Now, unlike home pregnancy test, this test has more false positives than false negatives, which is great for the individual, as s/he is less likely to get missed if s/he does have bowel cancer.  However, it is placing increasing demands on gastroenterologists, especially ones that are willing to Medicare those people with no health insurance who have a positive result, so waiting times are blowing out.  Nevertheless, it is a very positive development.  To catch bowel cancer at a stage when it can be easily stopped in its tracks with the snip of the biopsy forceps is very gratifying for patient and doctor, and very cost saving for the country.  And usually this is the case, if polyps, even large ones, are picked up at colonoscopy.  Colonoscopy involves you drinking 1-2 litres of a special ‘bowel prep’, as it is fondly known, which makes you go to the toilet like there is no tomorrow.  But there is a tomorrow, and that is when you present to the clinic, are injected with very effective drugs (usually midazolam and fentanyl) which send you to sleep ('twilight sedation'). The specialist then inserts a flexible tube with very sophisticated fibre optics  and checks out the inner surface of your colon almost all the way up to your stomach.  S/he will usually take at least one picture which you may enjoy looking at later, depending on your personality.  The best views are obtained in the most pristine colons, so don’t be shy about drinking enough ‘bowel prep’ to ensure that your insides run clean. If there are polyps or anything else unusual, it will be biopsied and/or removed on the spot.

 

These days you can also have a ‘virtual colonoscopy’, which is done as a very clever CT scan.  Unfortunately you don’t get to drink ‘virtual’ bowel prep, so you still have to go through the day on the toilet, but the advantage is there is no need for anaesthetic as there are no tubes,  so there is no down time.  Virtual colonoscopies, or ‘colonography’, was quite controversial when it first arrived, which had a bit to do with turf wars between gastroenterologists and radiologists, but all the literature is now confirming that it is just as accurate.

 

Who should do a bowel cancer check?

 

Anyone can do a FOBT, and anyone over 45 should do one.

 

If you have a first degree relative or two 1st or 2nd degree relatives, diagnosed with bowel cancer before 55yrs: start having colonoscopies at age 50, or 10 years less than the relative's age at diagnosis.

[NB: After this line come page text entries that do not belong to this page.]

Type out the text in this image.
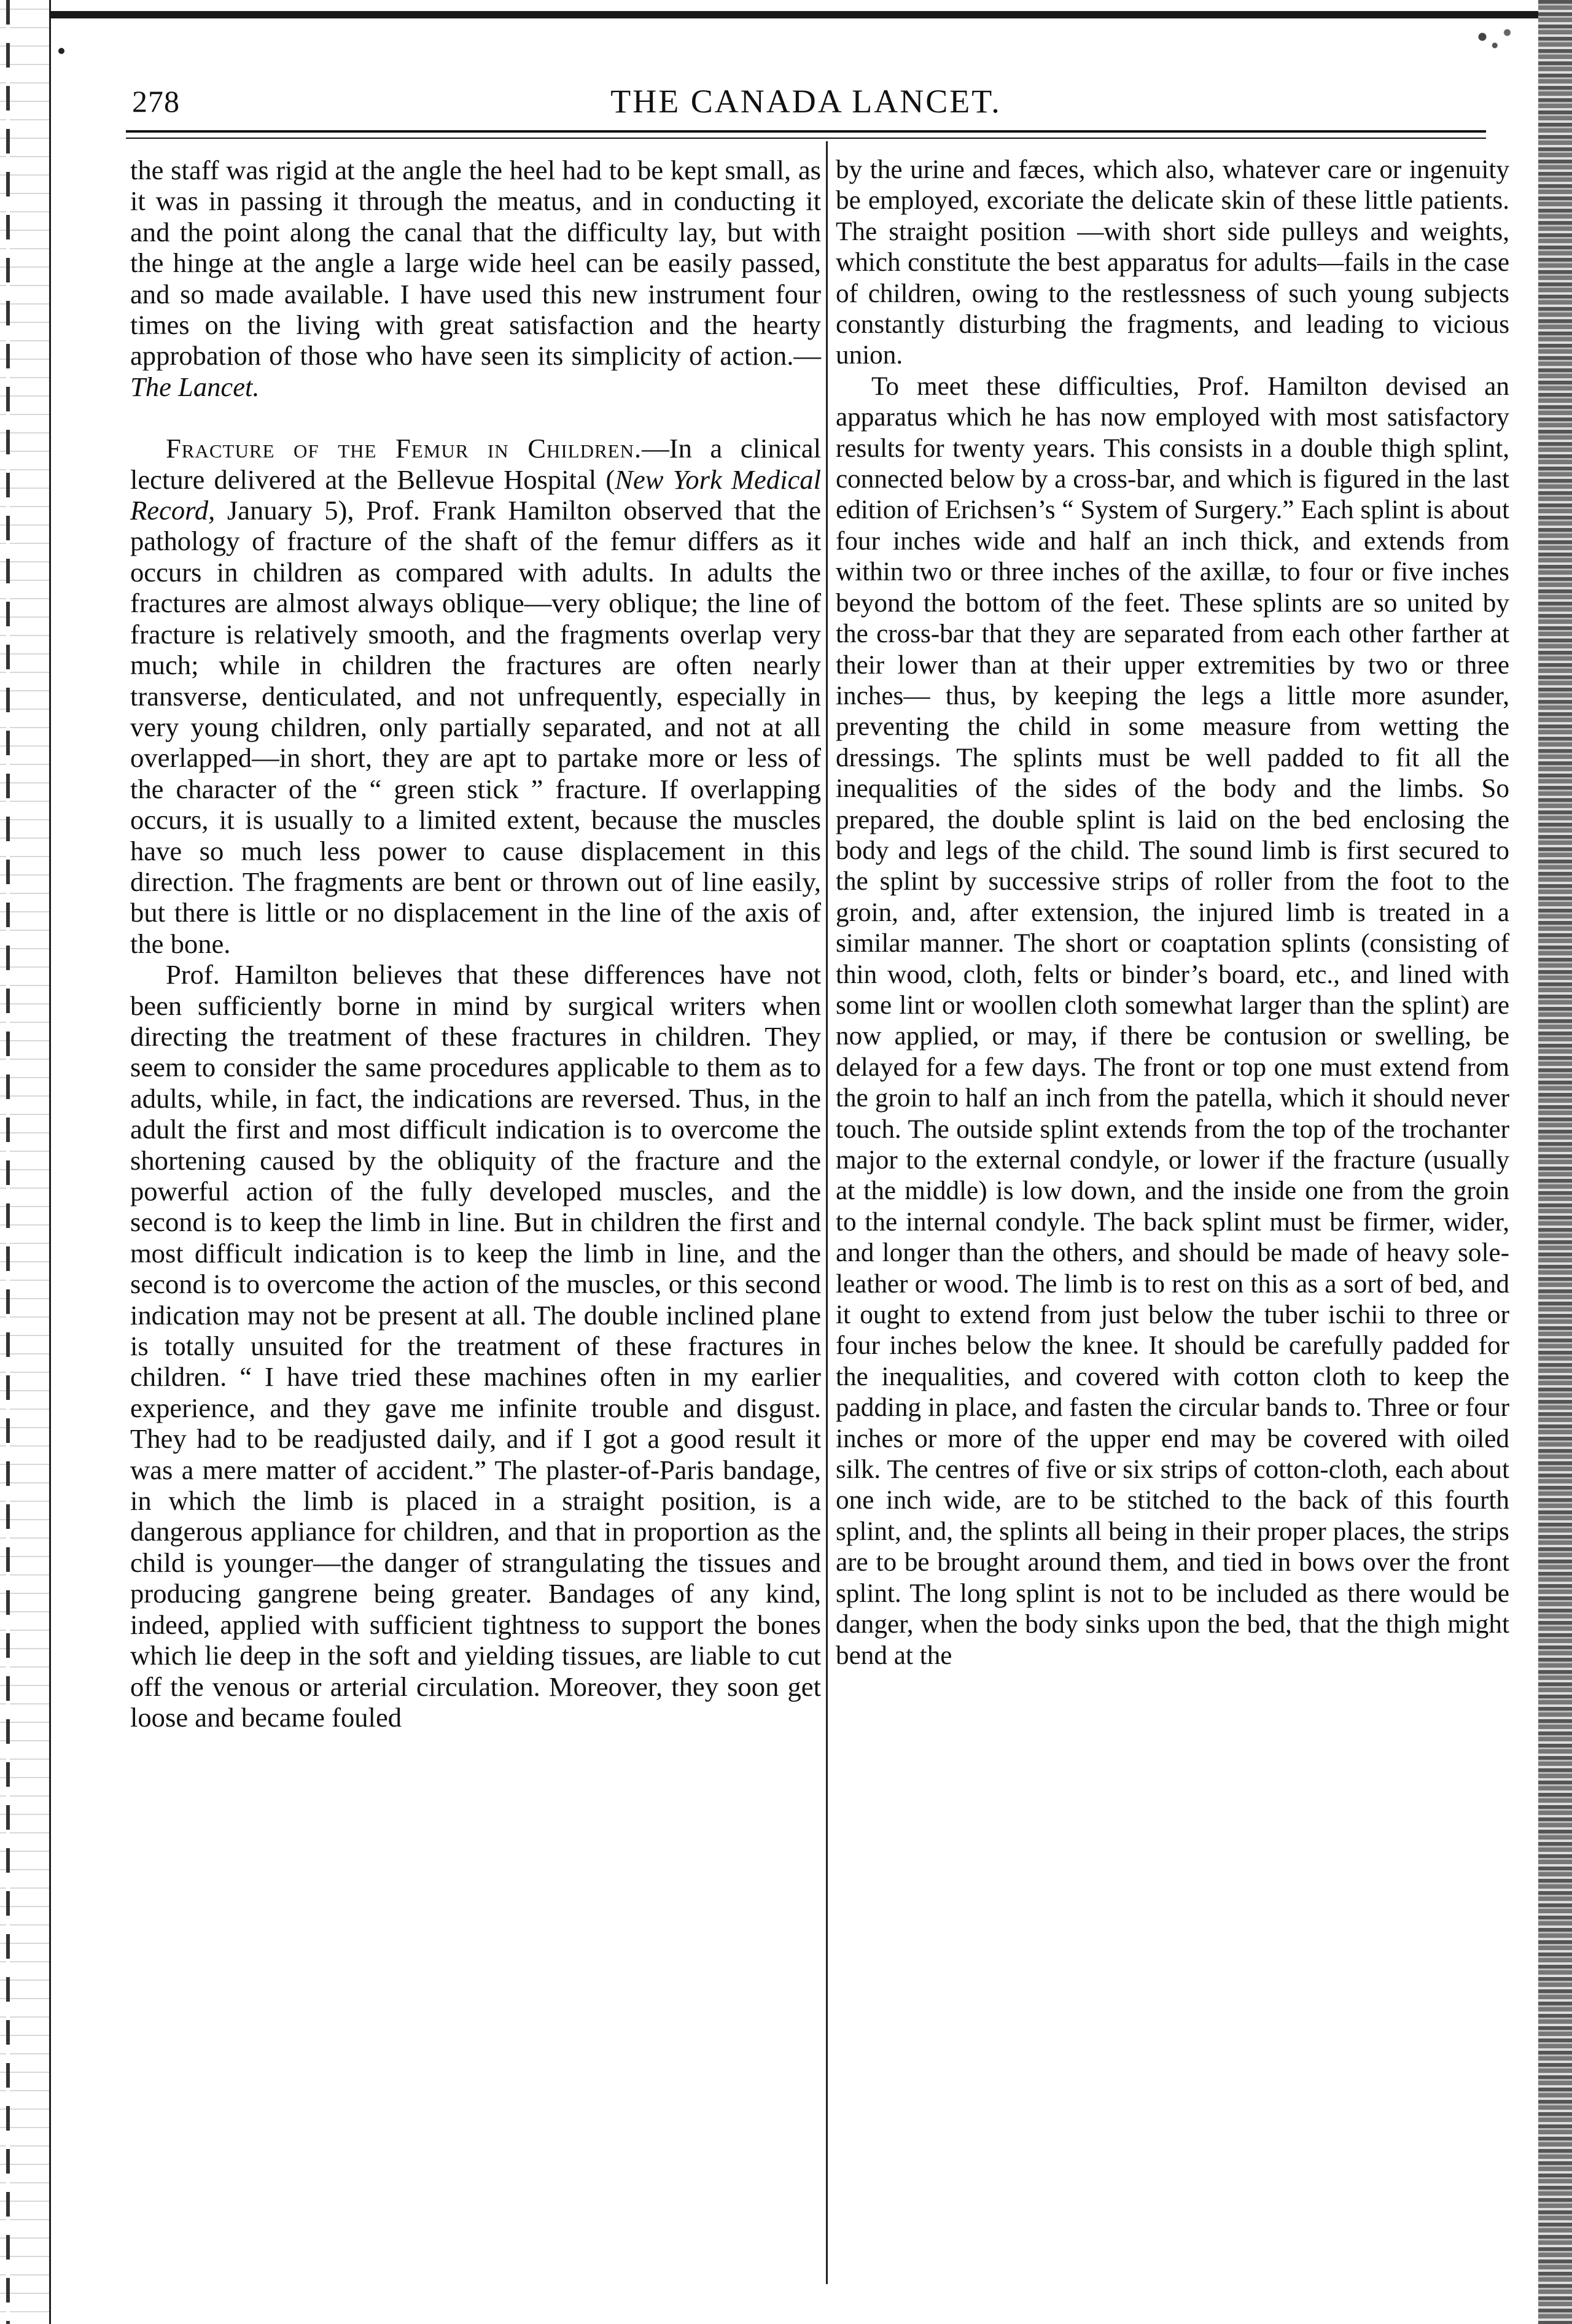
278	THE CANADA LANCET.

the staff was rigid at the angle the heel had to be kept small, as it was in passing it through the meatus, and in conducting it and the point along the canal that the difficulty lay, but with the hinge at the angle a large wide heel can be easily passed, and so made available. I have used this new instrument four times on the living with great satisfaction and the hearty approbation of those who have seen its simplicity of action.—The Lancet.

Fracture of the Femur in Children.—In a clinical lecture delivered at the Bellevue Hospital (New York Medical Record, January 5), Prof. Frank Hamilton observed that the pathology of fracture of the shaft of the femur differs as it occurs in children as compared with adults. In adults the fractures are almost always oblique—very oblique; the line of fracture is relatively smooth, and the fragments overlap very much; while in children the fractures are often nearly transverse, denticulated, and not unfrequently, especially in very young children, only partially separated, and not at all overlapped—in short, they are apt to partake more or less of the character of the “ green stick ” fracture. If overlapping occurs, it is usually to a limited extent, because the muscles have so much less power to cause displacement in this direction. The fragments are bent or thrown out of line easily, but there is little or no displacement in the line of the axis of the bone.

Prof. Hamilton believes that these differences have not been sufficiently borne in mind by surgical writers when directing the treatment of these fractures in children. They seem to consider the same procedures applicable to them as to adults, while, in fact, the indications are reversed. Thus, in the adult the first and most difficult indication is to overcome the shortening caused by the obliquity of the fracture and the powerful action of the fully developed muscles, and the second is to keep the limb in line. But in children the first and most difficult indication is to keep the limb in line, and the second is to overcome the action of the muscles, or this second indication may not be present at all. The double inclined plane is totally unsuited for the treatment of these fractures in children. “ I have tried these machines often in my earlier experience, and they gave me infinite trouble and disgust. They had to be readjusted daily, and if I got a good result it was a mere matter of accident.” The plaster-of-Paris bandage, in which the limb is placed in a straight position, is a dangerous appliance for children, and that in proportion as the child is younger—the danger of strangulating the tissues and producing gangrene being greater. Bandages of any kind, indeed, applied with sufficient tightness to support the bones which lie deep in the soft and yielding tissues, are liable to cut off the venous or arterial circulation. Moreover, they soon get loose and became fouled

by the urine and fæces, which also, whatever care or ingenuity be employed, excoriate the delicate skin of these little patients. The straight position —with short side pulleys and weights, which constitute the best apparatus for adults—fails in the case of children, owing to the restlessness of such young subjects constantly disturbing the fragments, and leading to vicious union.

To meet these difficulties, Prof. Hamilton devised an apparatus which he has now employed with most satisfactory results for twenty years. This consists in a double thigh splint, connected below by a cross-bar, and which is figured in the last edition of Erichsen’s “ System of Surgery.” Each splint is about four inches wide and half an inch thick, and extends from within two or three inches of the axillæ, to four or five inches beyond the bottom of the feet. These splints are so united by the cross-bar that they are separated from each other farther at their lower than at their upper extremities by two or three inches— thus, by keeping the legs a little more asunder, preventing the child in some measure from wetting the dressings. The splints must be well padded to fit all the inequalities of the sides of the body and the limbs. So prepared, the double splint is laid on the bed enclosing the body and legs of the child. The sound limb is first secured to the splint by successive strips of roller from the foot to the groin, and, after extension, the injured limb is treated in a similar manner. The short or coaptation splints (consisting of thin wood, cloth, felts or binder’s board, etc., and lined with some lint or woollen cloth somewhat larger than the splint) are now applied, or may, if there be contusion or swelling, be delayed for a few days. The front or top one must extend from the groin to half an inch from the patella, which it should never touch. The outside splint extends from the top of the trochanter major to the external condyle, or lower if the fracture (usually at the middle) is low down, and the inside one from the groin to the internal condyle. The back splint must be firmer, wider, and longer than the others, and should be made of heavy sole-leather or wood. The limb is to rest on this as a sort of bed, and it ought to extend from just below the tuber ischii to three or four inches below the knee. It should be carefully padded for the inequalities, and covered with cotton cloth to keep the padding in place, and fasten the circular bands to. Three or four inches or more of the upper end may be covered with oiled silk. The centres of five or six strips of cotton-cloth, each about one inch wide, are to be stitched to the back of this fourth splint, and, the splints all being in their proper places, the strips are to be brought around them, and tied in bows over the front splint. The long splint is not to be included as there would be danger, when the body sinks upon the bed, that the thigh might bend at the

If you have two or more 1st or 2nd degree relatives who have had bowel cancer, or multiple cancers or bowel cancer before 50 or endometrial/ovarian cancer: genetic studies are advisable, with bowel screening beginning in your 20s.

 

If bowel cancer is diagnosed early, five year survival in Australia exceeds 90%, so don't let it be pride or embarrasment that hold you back.  And when you've done your check, tell your friends about it, so that, like the prostate, bowel cancer can become demystified.